Detoxification – What to Expect

What to Expect During Drug and Alcohol Detox

You have made the decision to get sober with the help of an alcohol or drug detox treatment. Congratulations! You are on your way to a life in recovery, but at this moment your mind is probably racing, with lots of questions and concerns about what to expect during drug and alcohol detox. Everyone has questions and what you are experiencing is normal. Here are some common questions to help you be prepared.

What Is Detoxification?

Detoxification (detox) is the process of removing the chemical toxins from the body that have collected from drug and/or alcohol use. Although some people are able to stop their substance use without any assistance, most find that they need the help of a professional medical detox treatment.

Will Detox Hurt?

It is possible that you have heard stories of painful detox and people leaving before the process is complete, only to return to their substance use. The truth is that the first few days of detox can be scary if you do not know what to expect.

Son and mom Addiction hopeWithdrawal symptoms are the result of stopping drug and/or alcohol use. Basically the body wants something it is no longer getting and it rebels through withdrawal symptoms, which can vary in degree from mild, to moderate, to very painful; depending on the severity and type of substance abuse or addiction.

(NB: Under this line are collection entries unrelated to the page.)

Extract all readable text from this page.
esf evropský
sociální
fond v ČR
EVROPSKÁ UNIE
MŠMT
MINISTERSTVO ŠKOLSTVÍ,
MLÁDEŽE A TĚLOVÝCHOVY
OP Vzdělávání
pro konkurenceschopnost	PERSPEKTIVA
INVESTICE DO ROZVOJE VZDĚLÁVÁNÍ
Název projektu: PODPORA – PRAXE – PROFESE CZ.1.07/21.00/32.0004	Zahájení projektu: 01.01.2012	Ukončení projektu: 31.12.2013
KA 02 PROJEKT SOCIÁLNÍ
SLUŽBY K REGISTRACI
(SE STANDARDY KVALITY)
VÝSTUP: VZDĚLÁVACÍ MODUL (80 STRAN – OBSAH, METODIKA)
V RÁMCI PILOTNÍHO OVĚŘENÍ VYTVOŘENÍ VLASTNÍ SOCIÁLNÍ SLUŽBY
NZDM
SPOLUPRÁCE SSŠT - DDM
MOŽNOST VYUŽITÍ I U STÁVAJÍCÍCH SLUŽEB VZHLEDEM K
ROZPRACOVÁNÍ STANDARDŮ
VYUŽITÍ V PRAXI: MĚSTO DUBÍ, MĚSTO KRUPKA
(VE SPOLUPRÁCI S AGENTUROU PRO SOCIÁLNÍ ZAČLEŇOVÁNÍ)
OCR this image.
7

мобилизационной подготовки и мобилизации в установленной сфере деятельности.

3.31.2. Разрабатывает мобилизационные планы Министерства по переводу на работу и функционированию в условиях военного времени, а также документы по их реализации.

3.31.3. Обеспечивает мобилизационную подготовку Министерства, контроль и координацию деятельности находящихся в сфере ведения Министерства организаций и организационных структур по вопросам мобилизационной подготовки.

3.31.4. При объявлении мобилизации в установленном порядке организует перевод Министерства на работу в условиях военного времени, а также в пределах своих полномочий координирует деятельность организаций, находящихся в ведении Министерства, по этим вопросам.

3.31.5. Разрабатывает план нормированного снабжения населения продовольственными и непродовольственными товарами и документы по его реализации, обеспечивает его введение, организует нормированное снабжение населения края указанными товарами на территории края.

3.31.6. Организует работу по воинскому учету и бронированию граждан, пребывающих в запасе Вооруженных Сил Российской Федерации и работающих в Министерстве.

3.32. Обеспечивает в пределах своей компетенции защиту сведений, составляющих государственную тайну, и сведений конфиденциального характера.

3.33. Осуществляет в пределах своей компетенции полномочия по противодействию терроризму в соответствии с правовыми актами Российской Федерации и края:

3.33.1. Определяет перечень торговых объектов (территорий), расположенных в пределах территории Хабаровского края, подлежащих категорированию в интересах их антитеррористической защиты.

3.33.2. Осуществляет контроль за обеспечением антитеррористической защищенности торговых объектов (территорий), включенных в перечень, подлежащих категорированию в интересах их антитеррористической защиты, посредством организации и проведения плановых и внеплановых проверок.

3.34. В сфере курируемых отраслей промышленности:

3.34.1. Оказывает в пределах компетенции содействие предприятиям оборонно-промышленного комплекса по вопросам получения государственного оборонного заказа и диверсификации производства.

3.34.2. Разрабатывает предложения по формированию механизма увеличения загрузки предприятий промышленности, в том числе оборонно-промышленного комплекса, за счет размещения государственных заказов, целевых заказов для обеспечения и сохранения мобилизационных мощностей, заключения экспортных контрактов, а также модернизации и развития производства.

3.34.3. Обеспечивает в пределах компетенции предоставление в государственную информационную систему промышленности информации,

The key to making it through withdrawal and successfully completing the detox is in the method used during the process. Most traditional detox treatments rely on oral medications that take a long time to be processed in the body and to become active. During the processing period the individual is forced to endure the withdrawal symptoms until the medication is working.

Alcohol withdrawal symptoms may include physical and psychological symptoms such as:

  • Shakes/tremors
  • Headache
  • Nausea/vomiting
  • Insomnia
  • Anxiety/ irritability/depression
  • Seizures
  • Delirium tremens or the DTs

Drug withdrawal symptoms may include:

  • Constipation/diarrhea
  • Flu-like symptoms
  • Nausea/vomiting
  • Sweating
  • Insomnia
  • Anxiety/irritability
  • Seizures

Some advances detox centers incorporate IV Therapy throughout the detoxification process.  IV therapy is an integral part of some detox methods – along with a proprietary blend of medications – because it is often immediately effective. IV therapy delivers the medication directly into the blood stream with no waiting period. This means that as the patient’s withdrawal symptoms change, the medication can be adjusted to meet the patient’s symptoms. The result is the patient remains comfortable throughout the detox process and can successfully complete it and continue to the next phase of recovery.

How Long Does Detox Last?

mountainOne of the biggest misconceptions regarding detox is that people mistake it for rehab. Detox is the first stop and is where you go to get sober… rehab is where to go to learn how to stay sober.

The time it takes to detox depends on the substance abuse. For example alcohol detox usually takes from three to five days, but it can sometimes take a little longer. Detoxing from certain types of prescription painkillers can take from seven to ten days. Other prescription drugs such as benzodiazepines can take ten days or longer, depending on the severity of drug use.

Although detox is not necessary for everyone, most people find that an inpatient medical detox treatment can help them get sober and it gives them a fresh start for long-term recovery.

Can I Afford Detox?

If your life – or your loved ones’ life – has been plagued with bad decisions regarding substance abuse, or if there has been a breakdown in relationships, perhaps job loss and/or legal problems… the question to ask is how can you not afford detox.

The cost of a drug or alcohol detox treatment will depend on the type of program you choose. Some programs are funded by the government and can be very inexpensive – even free in some cases. Keep in mind however that most of those programs rely on oral medications that take a long time to become active and you will have to endure the withdrawal symptoms.

If you have health insurance, changes in healthcare laws (the Mental Health Parity and Addiction Equity Act and the Affordable Care Act) requires insurance providers to extend the same amount of coverage for substance use disorders as they pay for other medical illnesses.

As a result, most insurance plans have a set amount that they will pay for detox. You may be responsible for a co-pay or deductible or percentage of the bill, but at least you will be covered for a portion of the treatment.

Also important is that many facilities offer discounts to patients paying cash in advance, scholarships or a sliding fee scale based on financial need and almost all of them work with a finance company to help cover the balance of the bill.

If you need drug or alcohol detox to get sober so that you can be a better parent, family member, friend, employee or student – or if you need detox treatment so that you can take back control of your life from alcohol and drug abuse – you are worth the investment!

After Alcohol and Drug Detox is Complete, What’s Next?

Man at lake edge gazing at mountainAfter successfully completing alcohol and/or drug detox treatment, many people experience certain psychological withdrawal symptoms long after the physical withdrawal symptoms have stopped.

Following-up detox treatment with a rehab program, behavioral therapy or counseling, or participation in a community support group such as a 12-Step or non 12-Step program is not only a good idea, but it can help reinforce your success in long-term recovery!